How to Find the Constant of Variation

Step-by-step guide to finding the Constant of Variation

Here’s a step-by-step guide to finding the constant of variation, also known as the constant of proportionality, for a direct variation:

1. Identify the two variables in the relationship and label them as x and y.
2. Write an equation that relates x and y, using the form y = kx, where k is the constant of variation.
3. Choose two pairs of values for x and y, and substitute them into the equation from step 2.
4. Solve for k by dividing the value of y by the value of x for each pair of values.
5. Check that the value of k is the same for both pairs of values. If it is, then k is the constant of variation for the relationship between x and y.

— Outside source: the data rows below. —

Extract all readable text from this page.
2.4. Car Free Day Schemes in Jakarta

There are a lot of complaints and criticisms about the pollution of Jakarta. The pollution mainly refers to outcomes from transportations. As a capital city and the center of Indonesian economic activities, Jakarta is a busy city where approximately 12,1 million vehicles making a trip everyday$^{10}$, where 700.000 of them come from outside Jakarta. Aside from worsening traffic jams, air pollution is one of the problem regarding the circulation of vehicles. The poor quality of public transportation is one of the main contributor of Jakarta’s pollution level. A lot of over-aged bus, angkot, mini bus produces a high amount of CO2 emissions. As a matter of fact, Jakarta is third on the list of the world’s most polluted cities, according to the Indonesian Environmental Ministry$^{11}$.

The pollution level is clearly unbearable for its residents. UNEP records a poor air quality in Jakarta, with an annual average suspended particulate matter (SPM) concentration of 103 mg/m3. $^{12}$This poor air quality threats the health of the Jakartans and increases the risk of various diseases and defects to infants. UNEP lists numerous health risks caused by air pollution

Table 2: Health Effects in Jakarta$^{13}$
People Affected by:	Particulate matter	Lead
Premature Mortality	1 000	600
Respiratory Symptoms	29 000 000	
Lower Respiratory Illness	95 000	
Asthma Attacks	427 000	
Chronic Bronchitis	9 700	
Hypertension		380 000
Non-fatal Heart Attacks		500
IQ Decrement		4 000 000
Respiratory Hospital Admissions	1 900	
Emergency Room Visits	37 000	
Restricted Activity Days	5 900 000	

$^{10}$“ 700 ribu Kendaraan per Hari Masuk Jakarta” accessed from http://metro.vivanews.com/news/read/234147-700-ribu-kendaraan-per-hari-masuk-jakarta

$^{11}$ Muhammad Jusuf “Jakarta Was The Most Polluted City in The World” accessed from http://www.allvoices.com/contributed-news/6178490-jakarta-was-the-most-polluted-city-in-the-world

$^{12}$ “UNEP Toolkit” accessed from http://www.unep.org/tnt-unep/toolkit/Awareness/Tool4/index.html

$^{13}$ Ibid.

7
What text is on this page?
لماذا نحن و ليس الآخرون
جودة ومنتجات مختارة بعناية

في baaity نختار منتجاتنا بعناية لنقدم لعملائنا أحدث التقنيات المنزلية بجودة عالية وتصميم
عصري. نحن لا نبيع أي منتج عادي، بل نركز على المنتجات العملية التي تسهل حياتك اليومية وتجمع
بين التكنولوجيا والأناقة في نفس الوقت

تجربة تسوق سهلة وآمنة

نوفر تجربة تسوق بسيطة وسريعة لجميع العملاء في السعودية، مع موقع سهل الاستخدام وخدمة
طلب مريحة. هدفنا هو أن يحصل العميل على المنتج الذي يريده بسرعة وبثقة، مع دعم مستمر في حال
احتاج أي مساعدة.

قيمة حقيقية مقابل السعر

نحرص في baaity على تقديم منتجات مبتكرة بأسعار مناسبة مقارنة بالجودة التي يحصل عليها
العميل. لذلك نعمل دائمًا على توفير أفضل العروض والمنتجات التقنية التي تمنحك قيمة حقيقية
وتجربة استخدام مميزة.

Example: Consider the relationship y = 3x. To find the constant of variation, we choose two pairs of values for x and y: (2,6) and (4,12). Substituting these values into the equation from step 2, we get:

6 = 3 * 2 12 = 3 * 4

Solving for k by dividing y by x for each pair of values, we get:

k = 3 for both pairs of values.

Since the value of k is the same for both pairs of values, we conclude that k = 3 is the constant of variation for the relationship between x and y.

Important note: the constant of variation is only applied to functional relationships that are in the form of a linear relationship, that is, in which the dependent variable changes at a constant rate compared to the independent variable.